因为霍金斯的缘故,我留心瞧着他们那一桌,因为霍金斯还是个新手,而且我也没指望他能干得长久。但是他使那一桌的客人都很愉快。年轻,英俊,礼貌——这些讨人喜欢的要素,霍金斯都具备了。我注意到梅勒赛恩懒散地靠在椅子上,透过她那乌黑的眼睫毛默默地观察着霍金斯。而霖金斯正在回答着菲利浦的什么问题,闪现出一丝男孩气十足的、漫不经心的笑容。我即使站在屋子的另一头,也可以感觉到那小孩子把他当作英雄般崇拜的热切。

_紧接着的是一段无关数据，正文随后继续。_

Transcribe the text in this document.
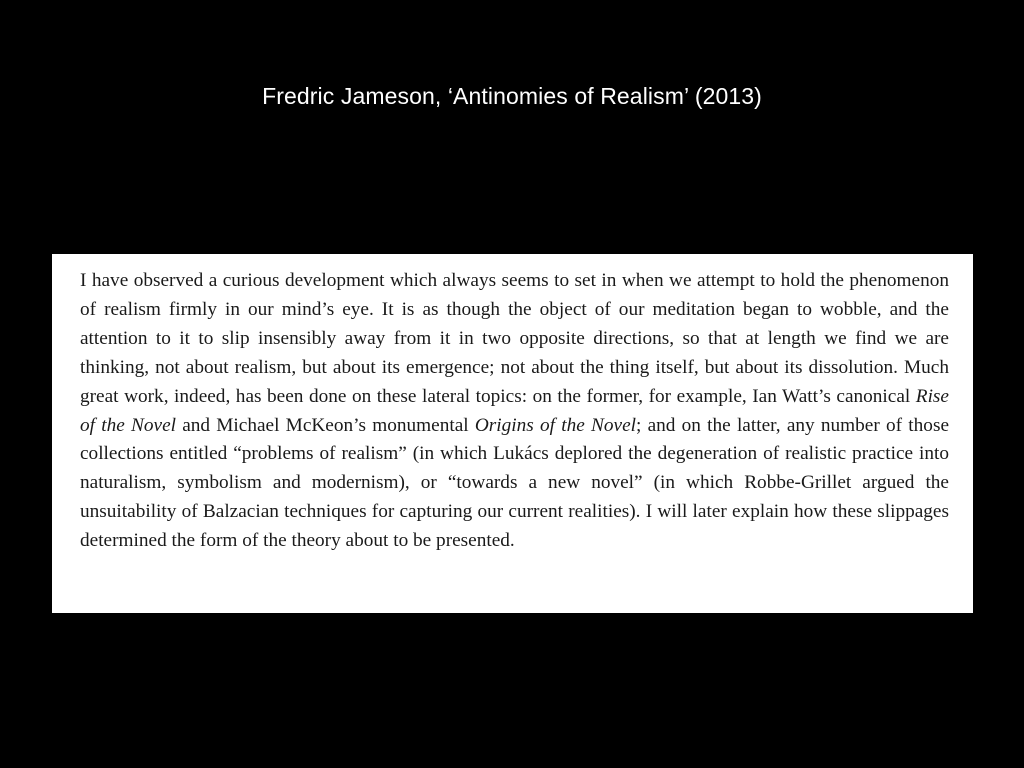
Fredric Jameson, ‘Antinomies of Realism’ (2013)

I have observed a curious development which always seems to set in when we attempt to hold the phenomenon of realism firmly in our mind’s eye. It is as though the object of our meditation began to wobble, and the attention to it to slip insensibly away from it in two opposite directions, so that at length we find we are thinking, not about realism, but about its emergence; not about the thing itself, but about its dissolution. Much great work, indeed, has been done on these lateral topics: on the former, for example, Ian Watt’s canonical Rise of the Novel and Michael McKeon’s monumental Origins of the Novel; and on the latter, any number of those collections entitled “problems of realism” (in which Lukács deplored the degeneration of realistic practice into naturalism, symbolism and modernism), or “towards a new novel” (in which Robbe-Grillet argued the unsuitability of Balzacian techniques for capturing our current realities). I will later explain how these slippages determined the form of the theory about to be presented.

就在这时,我的BP机响了,我不得不离开白垩纪了,我走回到厨房——那是总部,2140年。
等待我的是掌管时空安全的警察,他的主要职责是确保没有发生时空错乱和冲突,因为只有这样才可以确保我们在时间上的特权不会被取消。大部分的人都认为穿越时空隧道旅行是人类近几年才发明的,其实那只不过是因为我们的创办人不想引人注目罢了。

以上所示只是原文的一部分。